Self Service Data Preparation by Advanced Spreadsheet Users is Becoming a Waste of Time and a Danger of Data and Analysis Integrity
New data behavior such as the rapid increase in the amount of data, the variety of new data, the all-presence of its unstructured form, etc. makes the preparation of data for its analysis more and more complex. At the same time, data preparation is becoming increasingly critical. Data Preprocessing tasks such as standardization or merging, and Data Hygiene tasks such as cleansing or augmentation are vital elements to ensure meaningful and useful analysis for decision taking (refer to Big Data Processing Cycle and The Pitfalls of Not Following It for further info.)
Though the research does not follow the same data analytics cycle steps of the Big Data Processing Cycle as described by DigitalFullPotential.com, it covers many of its preliminary tasks. The results are not surprising for those using the spreadsheet in their daily work, but they show a phenomenal improvement opportunity just in wasted time savings alone, not to mention the error-prone related to self service data preparation.

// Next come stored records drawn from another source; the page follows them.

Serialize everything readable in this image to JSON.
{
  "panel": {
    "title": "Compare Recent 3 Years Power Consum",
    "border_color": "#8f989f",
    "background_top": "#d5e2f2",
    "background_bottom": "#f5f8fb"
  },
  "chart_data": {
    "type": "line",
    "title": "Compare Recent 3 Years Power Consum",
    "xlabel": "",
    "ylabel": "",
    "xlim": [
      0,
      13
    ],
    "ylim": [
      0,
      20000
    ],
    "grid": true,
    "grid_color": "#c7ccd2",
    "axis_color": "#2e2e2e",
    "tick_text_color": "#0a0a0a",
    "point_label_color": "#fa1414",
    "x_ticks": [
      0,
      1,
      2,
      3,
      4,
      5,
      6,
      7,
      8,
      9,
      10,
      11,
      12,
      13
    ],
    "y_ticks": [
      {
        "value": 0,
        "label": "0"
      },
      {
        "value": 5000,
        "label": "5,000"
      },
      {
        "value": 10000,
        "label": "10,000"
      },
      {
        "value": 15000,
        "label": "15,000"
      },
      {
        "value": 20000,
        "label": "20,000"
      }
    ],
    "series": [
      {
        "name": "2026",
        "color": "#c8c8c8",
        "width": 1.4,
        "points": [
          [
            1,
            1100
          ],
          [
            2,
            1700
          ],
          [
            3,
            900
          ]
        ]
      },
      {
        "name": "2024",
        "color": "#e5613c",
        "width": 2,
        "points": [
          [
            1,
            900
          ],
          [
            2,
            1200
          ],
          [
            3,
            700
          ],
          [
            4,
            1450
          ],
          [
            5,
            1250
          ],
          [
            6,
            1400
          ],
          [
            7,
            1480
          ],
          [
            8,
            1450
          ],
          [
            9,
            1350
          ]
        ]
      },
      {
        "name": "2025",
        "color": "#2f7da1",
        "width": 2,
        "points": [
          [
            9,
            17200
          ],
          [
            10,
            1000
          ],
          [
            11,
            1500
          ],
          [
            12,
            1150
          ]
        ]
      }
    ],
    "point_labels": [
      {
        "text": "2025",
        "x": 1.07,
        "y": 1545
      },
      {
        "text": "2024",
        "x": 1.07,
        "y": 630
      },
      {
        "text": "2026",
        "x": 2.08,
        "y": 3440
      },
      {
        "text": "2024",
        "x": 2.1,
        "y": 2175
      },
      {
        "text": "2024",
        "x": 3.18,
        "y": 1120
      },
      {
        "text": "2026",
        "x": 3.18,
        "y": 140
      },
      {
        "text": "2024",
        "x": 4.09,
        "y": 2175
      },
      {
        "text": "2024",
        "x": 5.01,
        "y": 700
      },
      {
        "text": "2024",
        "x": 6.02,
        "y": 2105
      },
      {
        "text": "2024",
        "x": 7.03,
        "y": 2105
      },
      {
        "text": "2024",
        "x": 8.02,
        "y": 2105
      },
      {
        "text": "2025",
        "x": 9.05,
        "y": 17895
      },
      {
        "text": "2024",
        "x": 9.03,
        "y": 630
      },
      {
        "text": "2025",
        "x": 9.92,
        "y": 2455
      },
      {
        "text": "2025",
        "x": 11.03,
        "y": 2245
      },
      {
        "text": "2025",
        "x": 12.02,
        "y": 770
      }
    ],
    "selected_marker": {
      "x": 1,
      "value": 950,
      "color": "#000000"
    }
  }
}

“Each advanced spreadsheet user can spend up to 9 hours per week repeating effort when data sources are updated. In Europe alone, this represents 2 billion hours of duplicate work” Source: IDC and Alteryx Advanced Spreadsheet Users Survey in Europe.
Tasks such as copy-paste, which is the most mentioned method of data acquisition into analytics spreadsheets is a source of waste, weariness and human errors, with no value added. Respondents of IDC study use spreadsheet file links and other functions like VLOOKUP as well, though with less frequency than cut-and-paste. These methods are also prone to repetitive work and errors as original spreadsheet links are easily broken and overwritten. Compliance implications associated with these data handling processes were not reviewed in the study but should also be analyzed by any company using sensitive data.
A new kind of self service data preparation apps has emerged. However, many companies are not adopting them. The main three concerns mentioned are:
- implementation times
- compatibility with other applications
- high cost
As recommended in the study, a business case based on time/cost savings, error elimination and modern apps would make economic sense for most companies.